My main research interest is in the areas of information retrieval, Chinese speech and language processing, and Web
mining. I was one of a few pioneers dedicated to Chinese IR in the mid-1990’s. To my knowledge, I was the first one that published
a Chinese text retrieval paper at SIGIR conferences. I developed an effective retrieval system called Csmart to deal with
quasi-natural language search in Chinese. The system was successfully transferred to industry in Taiwan during 1995 and 1996.
I have developed an innovative PAT-tree-based approach to Chinese keyword extraction in SIGIR’97, which was one of the representative
works frequently cited in the area. In 1998, I received the Best Poster Presentation Award for late-breaking research
at SIGIR’98. In recent years, my research has focused mainly on mining Web data resources, especially in discovering knowledge
from Web anchor texts and query logs. My team proposed a series of Web mining approaches for exploiting the Web as live
bilingual corpora and reducing the difficulties involved in translating words/terms not included in common bilingual dictionaries.

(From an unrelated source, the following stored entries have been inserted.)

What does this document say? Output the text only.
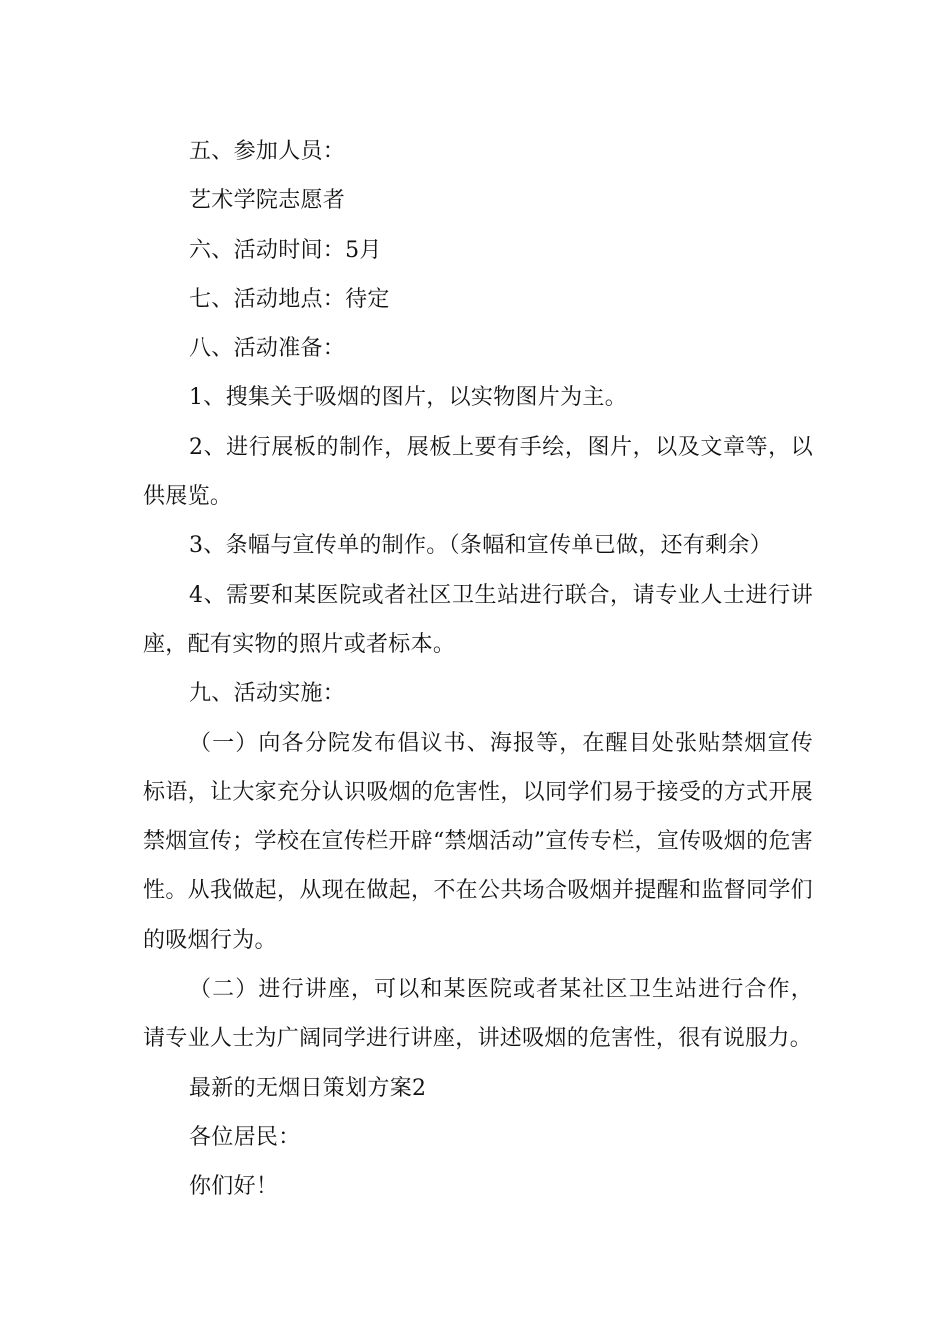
五、参加人员：

艺术学院志愿者

六、活动时间：5月

七、活动地点：待定

八、活动准备：

1、搜集关于吸烟的图片，以实物图片为主。

2、进行展板的制作，展板上要有手绘，图片，以及文章等，以供展览。

3、条幅与宣传单的制作。（条幅和宣传单已做，还有剩余）

4、需要和某医院或者社区卫生站进行联合，请专业人士进行讲座，配有实物的照片或者标本。

九、活动实施：

（一）向各分院发布倡议书、海报等，在醒目处张贴禁烟宣传标语，让大家充分认识吸烟的危害性，以同学们易于接受的方式开展禁烟宣传；学校在宣传栏开辟“禁烟活动”宣传专栏，宣传吸烟的危害性。从我做起，从现在做起，不在公共场合吸烟并提醒和监督同学们的吸烟行为。

（二）进行讲座，可以和某医院或者某社区卫生站进行合作，请专业人士为广阔同学进行讲座，讲述吸烟的危害性，很有说服力。

最新的无烟日策划方案2

各位居民：

你们好！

At the same time, we developed a set of log mining techniques including query clustering and new query categorization to
create query taxonomy automatically. These techniques are able to organize users’ search vocabulary into a hierarchical structure, extract relevant terms for queries and assign subject categories to them. In the above research, my team published some
papers at prestigious conferences and in journals, such as WWW’04, ICDM’01 and ‘02, and ACM TOIS’04. In the last 10 years, I have chaired SIGIR for the Association for Computational Linguistics and Chinese Language
Processing to promote IR activities in Taiwan. In 1997, I received the first K. T. Li Distinguished Young Scholar Award,
which was presented by the ACM Taipei Chapter for my contributions in Chinese Information Retrieval. I am also active in
professional services, especially in information retrieval and Asian language information processing. Six times I have served
as a PC member at ACM SIGIR conferences, the top IR conferences. I was a steering committee member organizing the
International Workshop on Information Retrieval with Asian Languages (IRAL), an annual IR meeting in Asia since 1995. I
am currently an associate editor for both ACM Transactions on Asian Language Information Processing and the Journal of
Computational Linguistics and Chinese Language Processing. From 1996 to 2001, I was also an editorial board member of
Information Processing and Management. |